In 2011, with zero publishing experience or industry knowledge, but with a surfeit of enthusiasm, I began shopping my newly minted “Scrabble” romance to publishers in the U.S. and India, simultaneously. I hoped to learn about the industry as I went along, because surely there were other authors writing what I’d begun to think of as “Non-Resident Indian Fiction.” But I quickly realized that despite India’s long history with storytelling and with publishing, the contemporary Indian romance market was as yet in its nascent phase, and there were only a handful of writers—worldwide—who wrote what I did, and whom I could “learn from.”
It’s no longer the case. In the seven years since my debut romance, It’s Your Move, Wordfreak!, was released in India, there has been a massive uptick in the production and consumption of Indian romance novels across the world.
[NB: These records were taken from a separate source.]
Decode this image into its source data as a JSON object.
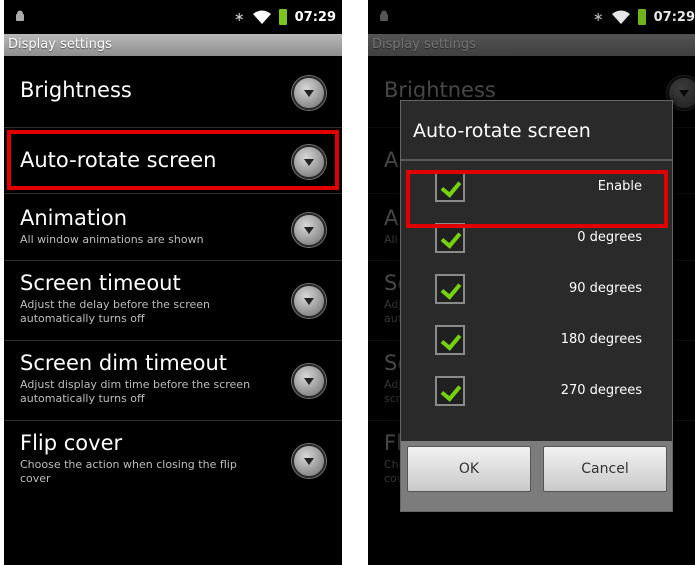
{
  "status": {
    "time": "07:29"
  },
  "left": {
    "title": "Display settings",
    "items": [
      {
        "title": "Brightness",
        "subtitle": ""
      },
      {
        "title": "Auto-rotate screen",
        "subtitle": ""
      },
      {
        "title": "Animation",
        "subtitle": "All window animations are shown"
      },
      {
        "title": "Screen timeout",
        "subtitle": "Adjust the delay before the screen automatically turns off"
      },
      {
        "title": "Screen dim timeout",
        "subtitle": "Adjust display dim time before the screen automatically turns off"
      },
      {
        "title": "Flip cover",
        "subtitle": "Choose the action when closing the flip cover"
      }
    ]
  },
  "dialog": {
    "title": "Auto-rotate screen",
    "options": [
      {
        "label": "Enable",
        "checked": true
      },
      {
        "label": "0 degrees",
        "checked": true
      },
      {
        "label": "90 degrees",
        "checked": true
      },
      {
        "label": "180 degrees",
        "checked": true
      },
      {
        "label": "270 degrees",
        "checked": true
      }
    ],
    "ok": "OK",
    "cancel": "Cancel"
  },
  "colors": {
    "highlight": "#e00000",
    "check": "#76d10f",
    "battery": "#7cc61c"
  }
}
As always, I am fascinated by what’s happening and why, and so, I spoke to several Indian authors from the U.S. and India to get to the bottom of this wonderful phenomenon.
Rise in Feminist Ideals
Market Foresight; Supply and Demand
Like me, Sonali Dev, award-winning author of A Distant Heart, grew up in Mumbai on a steady diet of “English literature that came from the west. No one realized, or no one chose to see, that India was such a massive English-reading nation. The romance market was saturated by Mills and Boons and western classics. There was no need for more than a handful of home-grown authors.” Most of whom wrote literary fiction.
But that changed a decade ago. “India became one of the fastest growing economies in the world and publishing forecasts anticipated it to become one of the biggest book markets,” says Kishan Paul, author of The Second Wife. Publishers like Harlequin customized their Mills & Boons imprint for India, and began to scout “for writers who would write stories [specifically] for this market” by holding writing contests. This “opened a door many Indian romance novelists didn’t previously enjoy.”
My second romance novel, Bootie and the Beast, was released by Harlequin India as part of their Indian Mills and Boons list in 2014.
While Indian Millennial Aarti V Raman, author of Still Not Over You, wants to “use her stories to frame a conversation around sensitive topics such as consent and abuse, male privilege…this is what modern Indian romance—modern India—is all about.”
Which brings us to:
Representation and #OwnVoices
In India, the sudden explosion of light-hearted romance novels can also be attributed to its rather young English-reading population, who aren’t necessarily interested in the elitist, more somber literature their parents used to read. “Books just got more relatable to the masses,” says Shilpa Suraj, author of The Girl He Left Behind. Like Bollywood movies, “authors began writing about the regular guy and girl in the metro. People began seeing themselves in these stories.”
While in the U.S., as more Indians immigrated and integrated into American communities, cultural stereotypes such as the “Arranged Marriage” needed to be de-exotified. “Indian-Americans realized that their stories needed to be told,” says Mona D. Shroff, an as-yet unpublished writer. And told right. This led to Indian romance novelists becoming part of the Diverse Books and #OwnVoices conversations.
In conclusion, though there are several factors that led to the rise of the Indian romance novel, I strongly believe that “we are the stories we tell,” and because we want to “see ourselves in a story,” it was inevitable that contemporary Indians would begin writing their stories, giving the Indian Romance Novel its very own Happy Ever After.